Using Spark's default log4j profile: org/apache/spark/log4j-defaults.properties
Exception in thread "main" org.apache.spark.sql.AnalysisException: Union can only be performed on tables with the compatible column types. int <> date at the second column of the second table;;
'Union下·
:- Project [name#7, cast(date#8 as date) AS date#26, grade#9]
:  +- Project [_1#3 AS name#7, _2#4 AS date#8, _3#5 AS grade#9]
:     +- LocalRelation [_1#3, _2#4, _3#5]
+- Project [name#20, course#21, cast(date#22 as date) AS date#30]
   +- Project [_1#16 AS name#20, _2#17 AS course#21, _3#18 AS date#22]
      +- LocalRelation [_1#16, _2#17, _3#18]
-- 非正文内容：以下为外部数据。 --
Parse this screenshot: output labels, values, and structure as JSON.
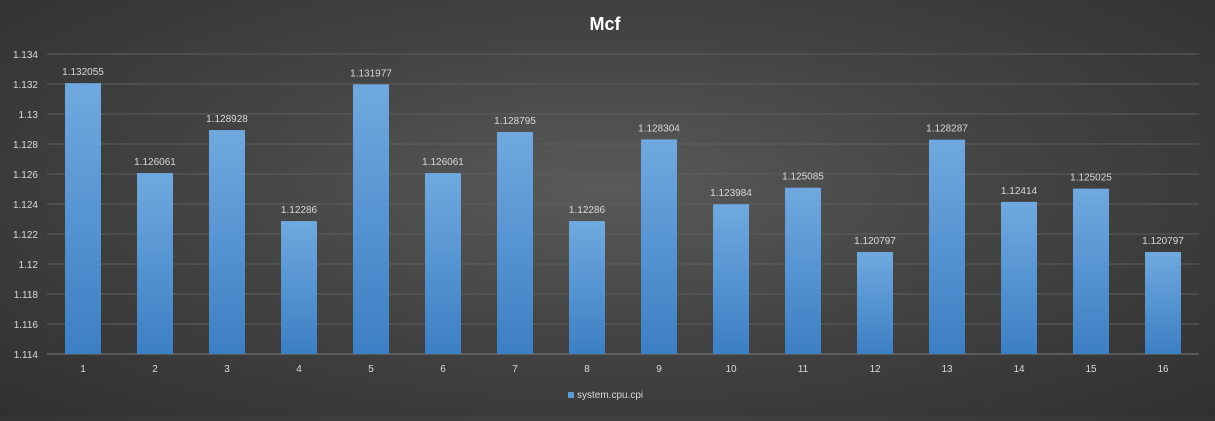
{
  "chart_data": {
    "type": "bar",
    "title": "Mcf",
    "xlabel": "",
    "ylabel": "",
    "categories": [
      "1",
      "2",
      "3",
      "4",
      "5",
      "6",
      "7",
      "8",
      "9",
      "10",
      "11",
      "12",
      "13",
      "14",
      "15",
      "16"
    ],
    "series": [
      {
        "name": "system.cpu.cpi",
        "values": [
          1.132055,
          1.126061,
          1.128928,
          1.12286,
          1.131977,
          1.126061,
          1.128795,
          1.12286,
          1.128304,
          1.123984,
          1.125085,
          1.120797,
          1.128287,
          1.12414,
          1.125025,
          1.120797
        ],
        "labels": [
          "1.132055",
          "1.126061",
          "1.128928",
          "1.12286",
          "1.131977",
          "1.126061",
          "1.128795",
          "1.12286",
          "1.128304",
          "1.123984",
          "1.125085",
          "1.120797",
          "1.128287",
          "1.12414",
          "1.125025",
          "1.120797"
        ],
        "color": "#5b9bd5"
      }
    ],
    "ylim": [
      1.114,
      1.134
    ],
    "yticks": [
      "1.114",
      "1.116",
      "1.118",
      "1.12",
      "1.122",
      "1.124",
      "1.126",
      "1.128",
      "1.13",
      "1.132",
      "1.134"
    ],
    "grid": true,
    "legend_position": "bottom",
    "colors": {
      "gridline": "#5e5e5e",
      "axis_text": "#d9d9d9",
      "title_text": "#ffffff"
    }
  }
}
    at org.apache.spark.sql.catalyst.analysis.CheckAnalysis$class.failAnalysis(CheckAnalysis.scala:42)
    at org.apache.spark.sql.catalyst.analysis.Analyzer.failAnalysis(Analyzer.scala:95)
    at org.apache.spark.sql.catalyst.analysis.CheckAnalysis$$anonfun$checkAnalysis$1$$anonfun$apply$12$$anonfun$apply$13.apply(CheckAnalysis.scala:293)
    at org.apache.spark.sql.catalyst.analysis.CheckAnalysis$$anonfun$checkAnalysis$1$$anonfun$apply$12$$anonfun$apply$13.apply(CheckAnalysis.scala:290)
    at scala.collection.immutable.List.foreach(List.scala:392)
    at org.apache.spark.sql.catalyst.analysis.CheckAnalysis$$anonfun$checkAnalysis$1$$anonfun$apply$12.apply(CheckAnalysis.scala:290)
    at org.apache.spark.sql.catalyst.analysis.CheckAnalysis$$anonfun$checkAnalysis$1$$anonfun$apply$12.apply(CheckAnalysis.scala:279)
    at scala.collection.immutable.List.foreach(List.scala:392)
    at org.apache.spark.sql.catalyst.analysis.CheckAnalysis$$anonfun$checkAnalysis$1.apply(CheckAnalysis.scala:279)
    at org.apache.spark.sql.catalyst.analysis.CheckAnalysis$$anonfun$checkAnalysis$1.apply(CheckAnalysis.scala:85)
    at org.apache.spark.sql.catalyst.trees.TreeNode.foreachUp(TreeNode.scala:127)
    at org.apache.spark.sql.catalyst.analysis.CheckAnalysis$class.checkAnalysis(CheckAnalysis.scala:85)
    at org.apache.spark.sql.catalyst.analysis.Analyzer.checkAnalysis(Analyzer.scala:95)
    at org.apache.spark.sql.catalyst.analysis.Analyzer$$anonfun$executeAndCheck$1.apply(Analyzer.scala:108)
    at org.apache.spark.sql.catalyst.analysis.Analyzer$$anonfun$executeAndCheck$1.apply(Analyzer.scala:105)
    at org.apache.spark.sql.catalyst.plans.logical.AnalysisHelper$.markInAnalyzer(AnalysisHelper.scala:201)
    at org.apache.spark.sql.catalyst.analysis.Analyzer.executeAndCheck(Analyzer.scala:105)
    at org.apache.spark.sql.execution.QueryExecution.analyzed$lzycompute(QueryExecution.scala:57)
    at org.apache.spark.sql.execution.QueryExecution.analyzed(QueryExecution.scala:55)
    at org.apache.spark.sql.execution.QueryExecution.assertAnalyzed(QueryExecution.scala:47)
    at org.apache.spark.sql.Dataset$.ofRows(Dataset.scala:79)
    at org.apache.spark.sql.Dataset.withSetOperator(Dataset.scala:3419)
    at org.apache.spark.sql.Dataset.union(Dataset.scala:1857)
    at SqlTest$.main(SqlTest.scala:34)
    at SqlTest.main(SqlTest.scala)

从报错可以看出是两个DataFrame中存在类型不兼容的问题,可是经过检查可以看到两个DataFrame中类型与列名都是完全相同的,无奈去查找Spark官网的Union,发现两个细节:

1. union操作和集合的并集并不等价,它不会去除重复数据。

2. union函数并不是按照列名合并,而是按照位置合并。即DataFrame的列名可以不相同,但对应位置的列将合并在一起。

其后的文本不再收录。